FEATURING: E.G. Daily (voice), Magda Szubanski, Mickey Rooney, James Cromwell

PLOT: After the porcine Babe accidentally injures Farmer Hoggett, Mrs. Hoggett (Szubanski) takes over the family farm, which immediately begins losing money. Desperate, she takes Babe to the big city for another shepherding contest (like the one that ended the first film), but the duo find more than they bargained for, including an elaborate hotel populated almost exclusively by animals.

Still from Babe: Pig in the City (1998)
WHY IT WON’T MAKE THE LIST: While it’s definitely louder and more chaotic than the gentle original, this enjoyable sequel certainly doesn’t deserve its reputation as a bizarre miscalculation. If this website were about the 366 weirdest family films, Babe 2 might get on that list.

COMMENTS: Unlike the beloved, Oscar-nominated Babe, Babe: Pig in the City was a gigantic box-office flop, at least in the U.S. Reviews were mixed to negative (mostly negative), with the notable exception of Siskel and Ebert, who both lavished the production with praise. Audiences stayed home in droves, as they say, and the picture was D.O.A. from the first weekend. Everyone seemed to feel that the movie was too dark and sinister, and, watching the film now, one is struck by the fact that director George “Mad Max” Miller  does indeed direct the action as if he were still doing The Road Warrior, with plenty of looming close-ups shot with a fish-eyed lens and a frenetic, restless camera. There are lots of weirdness-for-the-sake-of-weirdness touches, like the way that Mickey Rooney (who never speaks) always looks as if he was interrupted in the middle of dinner and forgot to wipe his mouth. The “big city” is positively fanciful, featuring the Statue of Liberty, the Eiffel Tower and the Sydney Opera House all in one town; it’s an overload of visual invention, unlike the placid, bucolic setting of the original Babe. And James Cromwell is almost MIA, showing up at only the beginning and the end.
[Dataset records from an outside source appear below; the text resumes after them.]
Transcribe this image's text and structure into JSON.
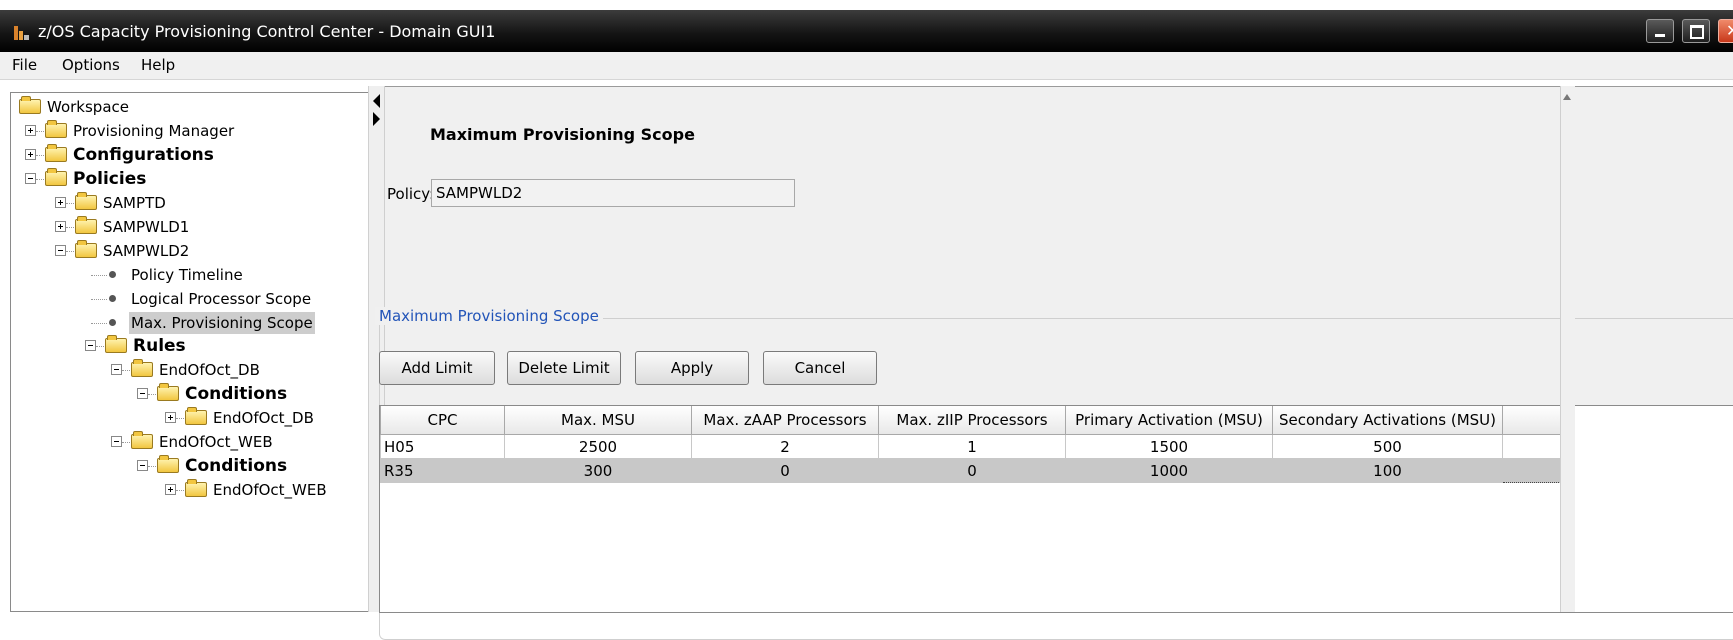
{
  "window": {
    "title": "z/OS Capacity Provisioning Control Center - Domain GUI1"
  },
  "menu": [
    "File",
    "Options",
    "Help"
  ],
  "tree": {
    "root": "Workspace",
    "nodes": [
      {
        "label": "Provisioning Manager"
      },
      {
        "label": "Configurations"
      },
      {
        "label": "Policies"
      },
      {
        "label": "SAMPTD"
      },
      {
        "label": "SAMPWLD1"
      },
      {
        "label": "SAMPWLD2"
      },
      {
        "label": "Policy Timeline"
      },
      {
        "label": "Logical Processor Scope"
      },
      {
        "label": "Max. Provisioning Scope",
        "selected": true
      },
      {
        "label": "Rules"
      },
      {
        "label": "EndOfOct_DB"
      },
      {
        "label": "Conditions"
      },
      {
        "label": "EndOfOct_DB"
      },
      {
        "label": "EndOfOct_WEB"
      },
      {
        "label": "Conditions"
      },
      {
        "label": "EndOfOct_WEB"
      }
    ]
  },
  "main": {
    "section_title": "Maximum Provisioning Scope",
    "policy_label": "Policy:",
    "policy_value": "SAMPWLD2",
    "group_title": "Maximum Provisioning Scope",
    "buttons": {
      "add": "Add Limit",
      "delete": "Delete Limit",
      "apply": "Apply",
      "cancel": "Cancel"
    },
    "table": {
      "headers": [
        "CPC",
        "Max. MSU",
        "Max. zAAP Processors",
        "Max. zIIP Processors",
        "Primary Activation (MSU)",
        "Secondary Activations (MSU)"
      ],
      "rows": [
        [
          "H05",
          "2500",
          "2",
          "1",
          "1500",
          "500"
        ],
        [
          "R35",
          "300",
          "0",
          "0",
          "1000",
          "100"
        ]
      ],
      "selected_row": 1
    }
  }
}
But Babe: Pig in the City is hardly the nightmare that it’s been made out to be. Doesn’t anyone remember the frights in The Wizard of Oz, Willy Wonka, or most of the Disney classics? In the original Babe there is a scene where Farmer Hoggett aims a gun right into the pig’s face, intending to turn him into bacon; it’s still rather startling, so the more jarring moments in the sequel, as when Babe is chased by a snarling dog, shouldn’t be that surprising. And this is one sequel, that, unlike so many others, tries to do something entirely different from the original.


“…scattered reports of the sequel taking on a Fellini-esque quality that wouldn’t translate to the masses proved utterly groundless… Miller and his army of technicians and animal specialists invent crazy quilt contraptions that spin off in weird trajectories when set in motion.”–Leonard Klady, Variety (contemporaneous)

8 thoughts on “CAPSULE: BABE: PIG IN THE CITY (1998)”

  1. I like the pairing of reviews here – I think a “Babe: Pig in the City” and “Hard to be a God” would make a fine double feature.

    1. Aleksei German’s son is also a filmmaker; maybe he can work on a follow-up, “Hard to be on Vacation (the Greg Smalley Story)”.

  2. That’s exactly what I love about the site.

    You guys don’t put yourself above the films or the reader. There are opinions, sure. There are great weird movies, but there are also a lot of shitty weird movies, there are lots of just shitty movies in general. Also, a lot of great things out there. There’s no boundaries, there can be a movie aimed predominantly at children, but still be great and most importantly, weird.

    1. I’d agree with you for the most part. I tend to avoid Eaker’s reviews because I can never shake the feeling that he’s staunchly against anything that doesn’t fall in lockstep with whatever his ideas of counterculture and creativity are, but Smally, Edwards, and most of the guest reviewers seem to be coming from a much more positive, open-minded place. And that’s why I keep coming back and looking at this place beyond finding movie titles for a late-night watch.

  3. Ah, I remember this film. Vaguely. Mostly I just remember being confused. And wishing that the random choir of cats had gotten a little more screentime. I agree, though, it’s daring as a kids’ film, but it just doesn’t belong on the List.

    Also, people who call it excessively dark clearly don’t remember the grim parts of the first one very well. I think that opening scene gave me nightmares.

    1. Dick King-Smith’s books, whilst never on the same level (in terms of depth or richness) as other animal stories such as Call of the Wild, Watership Down or Bambi, could actually get quite dark and violent, and Babe is nothing compared to some of his other stuff, such as “The Mouse Butcher” (a sort of proto version of 1994’s “Felidae” only without the sex and swearing…speaking of which, shouldn’t Felidae be on this site?) or “The Fox Busters”, maybe the only kids book to feature a full-on massacre with a whole yard covered in blood (is it any wonder Cosgrove Hall ditched all that and just turned it into a zany Looney Tunes tribute act when they turned it into a cartoon series?)